37   RWSGFY   2018 Jan 16, 7:01am  

Waitup says
Combined income: 120k
House paid off in Orange County, CA
property tax: 7,700
2 kids


win or lose with the new tax bill?


http://taxplancalculator.com/
38   anonymous   2018 Jan 16, 7:31am  

BorderPatrol says
anon_3d78c says
How can that be Trump's fault?


it's a revenge tax policy aiming to hurt the states that didn't vote for him. he's a vile, corrupt pile of excrement.

the bigger scam is the personal tax cuts will expire while tax cuts for his companies are permanent. not to mention he saves hundreds of millions and his sorry supporters save $2K LOL.

this is a scam but as long as his supporters get a bone they turn a blind eye and play dumb.


Why did you ignore the fact that these taxes you're complaining about are assessed at the state and local levels, not federal level?

Are the local politicians to blame in CA for the screwing coming to the state?
39   WatermelonUniversity   2018 Jan 16, 11:24pm  

why do you ignore the fact that CA already pays more than its fair share of federal tax? for every $1 in federal tax, CA only gets back $0.64.
https://www.washingtonpost.com/news/fact-checker/wp/2017/10/06/are-red-low-tax-states-subsidizing-blue-high-tax-states-through-the-tax-code/?utm_term=.e1f82455e45f
why do you ignore the fact that losers red states have been leeching off CA for years?

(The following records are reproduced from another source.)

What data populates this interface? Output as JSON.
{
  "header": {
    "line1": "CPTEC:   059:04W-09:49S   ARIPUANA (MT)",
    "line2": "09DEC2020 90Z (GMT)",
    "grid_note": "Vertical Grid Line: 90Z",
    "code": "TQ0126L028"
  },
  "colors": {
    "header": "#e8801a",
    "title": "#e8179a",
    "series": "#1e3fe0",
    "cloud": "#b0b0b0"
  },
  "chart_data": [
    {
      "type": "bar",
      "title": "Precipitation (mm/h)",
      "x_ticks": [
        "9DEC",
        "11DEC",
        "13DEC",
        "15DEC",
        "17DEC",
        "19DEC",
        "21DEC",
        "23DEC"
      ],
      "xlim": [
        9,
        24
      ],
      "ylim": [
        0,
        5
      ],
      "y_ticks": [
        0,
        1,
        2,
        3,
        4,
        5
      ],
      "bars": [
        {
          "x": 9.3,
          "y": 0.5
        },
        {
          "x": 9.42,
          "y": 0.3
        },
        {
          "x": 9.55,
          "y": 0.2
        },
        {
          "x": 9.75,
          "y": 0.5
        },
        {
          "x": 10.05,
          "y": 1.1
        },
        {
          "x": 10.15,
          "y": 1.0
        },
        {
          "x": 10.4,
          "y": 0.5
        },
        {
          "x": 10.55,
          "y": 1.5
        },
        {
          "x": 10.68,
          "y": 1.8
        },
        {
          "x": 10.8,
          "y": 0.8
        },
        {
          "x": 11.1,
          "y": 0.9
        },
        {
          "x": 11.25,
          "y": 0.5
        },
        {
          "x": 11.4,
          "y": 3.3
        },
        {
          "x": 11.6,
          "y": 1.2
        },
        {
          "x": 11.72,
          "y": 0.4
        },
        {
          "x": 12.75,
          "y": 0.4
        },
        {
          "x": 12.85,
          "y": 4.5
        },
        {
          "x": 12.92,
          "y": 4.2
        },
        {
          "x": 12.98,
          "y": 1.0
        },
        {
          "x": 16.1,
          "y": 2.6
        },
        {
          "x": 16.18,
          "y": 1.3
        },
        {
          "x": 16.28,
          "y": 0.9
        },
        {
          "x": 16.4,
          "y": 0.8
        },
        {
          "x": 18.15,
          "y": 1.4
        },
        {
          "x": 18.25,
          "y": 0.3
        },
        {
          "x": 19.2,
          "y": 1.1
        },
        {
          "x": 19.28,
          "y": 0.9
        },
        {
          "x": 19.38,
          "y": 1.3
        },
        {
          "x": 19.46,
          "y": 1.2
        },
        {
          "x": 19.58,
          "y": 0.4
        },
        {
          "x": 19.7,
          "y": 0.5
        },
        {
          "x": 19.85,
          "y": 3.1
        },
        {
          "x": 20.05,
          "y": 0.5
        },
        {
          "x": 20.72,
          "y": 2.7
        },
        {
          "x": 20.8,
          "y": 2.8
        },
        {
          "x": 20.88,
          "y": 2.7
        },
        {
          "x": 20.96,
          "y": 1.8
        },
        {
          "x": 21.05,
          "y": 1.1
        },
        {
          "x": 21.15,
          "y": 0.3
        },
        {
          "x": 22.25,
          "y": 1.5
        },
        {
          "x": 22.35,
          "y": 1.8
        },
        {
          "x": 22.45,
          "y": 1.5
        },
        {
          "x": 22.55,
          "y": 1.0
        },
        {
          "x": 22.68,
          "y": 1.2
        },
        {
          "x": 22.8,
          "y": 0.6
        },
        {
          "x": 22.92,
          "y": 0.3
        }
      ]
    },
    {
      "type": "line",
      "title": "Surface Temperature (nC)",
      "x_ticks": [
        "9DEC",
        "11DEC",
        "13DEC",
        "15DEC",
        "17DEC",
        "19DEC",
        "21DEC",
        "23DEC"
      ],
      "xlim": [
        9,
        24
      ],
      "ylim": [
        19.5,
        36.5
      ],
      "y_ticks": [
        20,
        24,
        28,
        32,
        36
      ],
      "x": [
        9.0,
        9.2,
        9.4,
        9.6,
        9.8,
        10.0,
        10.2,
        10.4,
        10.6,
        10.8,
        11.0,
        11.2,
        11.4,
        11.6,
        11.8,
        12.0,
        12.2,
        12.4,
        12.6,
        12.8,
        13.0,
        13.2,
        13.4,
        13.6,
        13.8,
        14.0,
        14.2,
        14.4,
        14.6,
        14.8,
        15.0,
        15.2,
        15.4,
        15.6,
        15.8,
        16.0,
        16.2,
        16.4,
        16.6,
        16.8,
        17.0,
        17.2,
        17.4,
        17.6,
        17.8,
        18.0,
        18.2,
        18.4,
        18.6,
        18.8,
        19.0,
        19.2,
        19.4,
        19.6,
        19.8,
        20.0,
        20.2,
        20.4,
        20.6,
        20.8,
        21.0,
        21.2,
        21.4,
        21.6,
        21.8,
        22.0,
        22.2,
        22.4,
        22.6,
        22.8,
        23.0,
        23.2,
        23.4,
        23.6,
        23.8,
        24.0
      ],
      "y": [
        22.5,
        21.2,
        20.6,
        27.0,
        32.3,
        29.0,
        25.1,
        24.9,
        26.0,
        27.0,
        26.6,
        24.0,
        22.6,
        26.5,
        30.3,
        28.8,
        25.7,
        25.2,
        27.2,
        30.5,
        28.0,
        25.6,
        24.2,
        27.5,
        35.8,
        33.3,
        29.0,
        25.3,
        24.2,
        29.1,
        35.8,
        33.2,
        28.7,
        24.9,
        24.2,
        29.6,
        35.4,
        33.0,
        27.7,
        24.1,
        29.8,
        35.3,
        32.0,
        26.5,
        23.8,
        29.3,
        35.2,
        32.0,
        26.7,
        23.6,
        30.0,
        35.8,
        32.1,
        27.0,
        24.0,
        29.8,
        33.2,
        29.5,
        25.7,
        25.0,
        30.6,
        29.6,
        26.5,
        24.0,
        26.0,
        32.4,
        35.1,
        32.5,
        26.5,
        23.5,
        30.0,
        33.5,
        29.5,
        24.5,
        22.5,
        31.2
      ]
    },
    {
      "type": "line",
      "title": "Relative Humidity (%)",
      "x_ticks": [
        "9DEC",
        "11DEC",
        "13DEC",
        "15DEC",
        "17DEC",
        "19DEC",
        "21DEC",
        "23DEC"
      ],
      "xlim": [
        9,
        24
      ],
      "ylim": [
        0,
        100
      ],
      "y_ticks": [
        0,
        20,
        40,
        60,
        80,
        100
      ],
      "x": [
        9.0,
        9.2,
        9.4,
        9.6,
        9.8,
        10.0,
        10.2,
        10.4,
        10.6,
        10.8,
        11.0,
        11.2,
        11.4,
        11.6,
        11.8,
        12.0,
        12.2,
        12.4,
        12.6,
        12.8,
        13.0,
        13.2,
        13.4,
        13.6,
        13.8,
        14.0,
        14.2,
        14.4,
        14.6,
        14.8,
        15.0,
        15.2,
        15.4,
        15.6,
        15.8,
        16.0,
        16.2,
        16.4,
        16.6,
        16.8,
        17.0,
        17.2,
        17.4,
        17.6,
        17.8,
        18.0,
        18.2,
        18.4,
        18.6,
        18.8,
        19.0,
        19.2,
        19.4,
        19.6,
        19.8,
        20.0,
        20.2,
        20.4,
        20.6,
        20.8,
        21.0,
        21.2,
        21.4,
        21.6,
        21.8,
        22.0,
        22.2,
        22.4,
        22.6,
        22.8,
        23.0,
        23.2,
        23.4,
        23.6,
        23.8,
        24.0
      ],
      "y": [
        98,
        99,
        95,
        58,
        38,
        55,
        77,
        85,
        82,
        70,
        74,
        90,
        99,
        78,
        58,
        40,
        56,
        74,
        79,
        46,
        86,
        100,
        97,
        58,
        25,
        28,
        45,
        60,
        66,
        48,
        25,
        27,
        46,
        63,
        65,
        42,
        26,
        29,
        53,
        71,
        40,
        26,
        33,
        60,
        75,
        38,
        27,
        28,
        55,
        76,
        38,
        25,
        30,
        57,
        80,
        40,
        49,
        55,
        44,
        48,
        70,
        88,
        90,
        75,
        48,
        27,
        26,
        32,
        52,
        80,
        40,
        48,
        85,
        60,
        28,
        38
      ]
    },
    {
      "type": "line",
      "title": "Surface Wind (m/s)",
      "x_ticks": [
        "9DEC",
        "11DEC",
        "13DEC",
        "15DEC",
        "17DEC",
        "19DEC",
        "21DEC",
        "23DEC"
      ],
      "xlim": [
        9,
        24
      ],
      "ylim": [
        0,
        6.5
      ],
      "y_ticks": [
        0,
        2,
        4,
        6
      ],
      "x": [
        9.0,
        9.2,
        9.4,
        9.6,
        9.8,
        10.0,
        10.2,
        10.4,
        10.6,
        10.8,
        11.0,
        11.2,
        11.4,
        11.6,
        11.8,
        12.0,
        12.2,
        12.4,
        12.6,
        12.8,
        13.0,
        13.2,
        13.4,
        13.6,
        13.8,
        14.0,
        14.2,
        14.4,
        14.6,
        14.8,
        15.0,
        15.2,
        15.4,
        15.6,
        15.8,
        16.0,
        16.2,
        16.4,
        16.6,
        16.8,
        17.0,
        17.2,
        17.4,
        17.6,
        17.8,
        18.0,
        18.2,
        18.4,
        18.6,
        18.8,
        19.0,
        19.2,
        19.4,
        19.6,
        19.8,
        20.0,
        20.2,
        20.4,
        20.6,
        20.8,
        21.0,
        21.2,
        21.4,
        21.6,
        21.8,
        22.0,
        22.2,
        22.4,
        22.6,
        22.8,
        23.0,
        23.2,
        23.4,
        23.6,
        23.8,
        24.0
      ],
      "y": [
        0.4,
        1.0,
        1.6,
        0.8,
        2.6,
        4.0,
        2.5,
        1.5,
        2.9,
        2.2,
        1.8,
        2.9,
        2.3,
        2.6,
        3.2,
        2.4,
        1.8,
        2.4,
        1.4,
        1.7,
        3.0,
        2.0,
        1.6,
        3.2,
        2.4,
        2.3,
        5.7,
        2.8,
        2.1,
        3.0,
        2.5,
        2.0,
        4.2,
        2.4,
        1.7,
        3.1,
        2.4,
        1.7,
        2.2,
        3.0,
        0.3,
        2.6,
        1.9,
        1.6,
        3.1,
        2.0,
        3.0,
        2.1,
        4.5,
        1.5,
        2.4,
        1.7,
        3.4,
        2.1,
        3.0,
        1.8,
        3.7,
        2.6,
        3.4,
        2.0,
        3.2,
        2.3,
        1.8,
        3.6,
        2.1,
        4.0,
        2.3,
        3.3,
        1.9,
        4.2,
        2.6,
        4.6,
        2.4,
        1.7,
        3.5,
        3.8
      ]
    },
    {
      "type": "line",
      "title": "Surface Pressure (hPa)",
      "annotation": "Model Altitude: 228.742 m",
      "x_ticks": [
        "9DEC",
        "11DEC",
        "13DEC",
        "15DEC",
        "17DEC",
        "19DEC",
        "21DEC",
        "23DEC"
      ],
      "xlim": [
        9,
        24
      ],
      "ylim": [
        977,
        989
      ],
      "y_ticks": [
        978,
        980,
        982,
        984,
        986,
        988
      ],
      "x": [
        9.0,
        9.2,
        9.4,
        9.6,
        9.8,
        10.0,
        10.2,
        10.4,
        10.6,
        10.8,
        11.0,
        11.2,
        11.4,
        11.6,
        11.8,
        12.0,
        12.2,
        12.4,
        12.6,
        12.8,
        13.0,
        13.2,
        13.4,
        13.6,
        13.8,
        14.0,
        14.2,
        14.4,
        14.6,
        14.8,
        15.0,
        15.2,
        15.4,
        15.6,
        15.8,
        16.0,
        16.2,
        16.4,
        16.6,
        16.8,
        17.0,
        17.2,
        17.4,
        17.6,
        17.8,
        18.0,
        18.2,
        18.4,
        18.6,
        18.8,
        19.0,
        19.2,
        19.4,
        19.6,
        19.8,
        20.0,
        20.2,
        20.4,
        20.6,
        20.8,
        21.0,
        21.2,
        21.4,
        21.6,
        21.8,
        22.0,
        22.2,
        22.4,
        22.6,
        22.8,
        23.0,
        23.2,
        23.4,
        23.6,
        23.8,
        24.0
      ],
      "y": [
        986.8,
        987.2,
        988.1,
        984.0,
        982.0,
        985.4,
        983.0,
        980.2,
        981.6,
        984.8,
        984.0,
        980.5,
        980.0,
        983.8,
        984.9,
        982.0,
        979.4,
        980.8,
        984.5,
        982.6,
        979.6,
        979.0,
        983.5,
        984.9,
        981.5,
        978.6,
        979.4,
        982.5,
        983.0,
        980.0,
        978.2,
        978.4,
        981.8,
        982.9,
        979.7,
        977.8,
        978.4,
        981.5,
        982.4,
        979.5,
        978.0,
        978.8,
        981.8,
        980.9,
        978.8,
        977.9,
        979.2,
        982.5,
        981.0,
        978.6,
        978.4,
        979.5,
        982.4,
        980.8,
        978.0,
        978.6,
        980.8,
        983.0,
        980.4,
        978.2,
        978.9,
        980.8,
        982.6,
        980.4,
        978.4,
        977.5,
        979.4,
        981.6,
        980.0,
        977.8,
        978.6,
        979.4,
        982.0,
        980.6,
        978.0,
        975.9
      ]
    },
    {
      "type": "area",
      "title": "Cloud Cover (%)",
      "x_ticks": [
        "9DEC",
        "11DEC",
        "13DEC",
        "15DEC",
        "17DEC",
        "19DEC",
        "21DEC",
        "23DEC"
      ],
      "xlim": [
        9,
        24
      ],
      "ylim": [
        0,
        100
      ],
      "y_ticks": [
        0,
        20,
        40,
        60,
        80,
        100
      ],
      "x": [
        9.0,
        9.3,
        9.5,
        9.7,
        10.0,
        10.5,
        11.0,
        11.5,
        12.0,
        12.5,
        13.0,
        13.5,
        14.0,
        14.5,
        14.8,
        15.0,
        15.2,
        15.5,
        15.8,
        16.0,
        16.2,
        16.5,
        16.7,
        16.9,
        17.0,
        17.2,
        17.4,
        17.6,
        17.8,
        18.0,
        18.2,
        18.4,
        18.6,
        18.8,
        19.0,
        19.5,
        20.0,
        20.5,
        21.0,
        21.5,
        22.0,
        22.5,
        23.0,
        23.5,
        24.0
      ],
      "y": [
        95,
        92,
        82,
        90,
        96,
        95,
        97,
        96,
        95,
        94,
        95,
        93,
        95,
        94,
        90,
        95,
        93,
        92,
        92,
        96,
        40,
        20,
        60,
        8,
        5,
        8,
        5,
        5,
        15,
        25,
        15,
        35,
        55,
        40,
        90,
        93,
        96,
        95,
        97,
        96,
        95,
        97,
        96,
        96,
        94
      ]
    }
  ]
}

do you even realize the reason for high state income taxes is the higher population which requires more money to maintain roads, school, infrastructures? do you even realize the reason states have no or little income taxes is because nobody wants to go there to begin with because they are basically shitholes? do you realize that the moment they get enough people, they'll start raising taxes too? you think there's something special about the rednecks living in TX, FL and NV? no there isn't. some of the most corrupt and backward shit come from there. tornadoes, hurricanes and desert. that's why income taxes are 0.

why do you ignore other parts of the tax scam i mentioned?

anon_d5928 says
Why did you ignore the fact that these taxes you're complaining about are assessed at the state and local levels, not federal level?

Are the local politicians to blame in CA for the screwing coming to the state?
40   _   2018 Jan 17, 5:23am  

FortWayne says
Any other thoughts?


One of the worst economic theories every, this is a supply thesis and if the tax bill MID rule was keeping supply away then NAR should hope for this to be true to bring in more sales.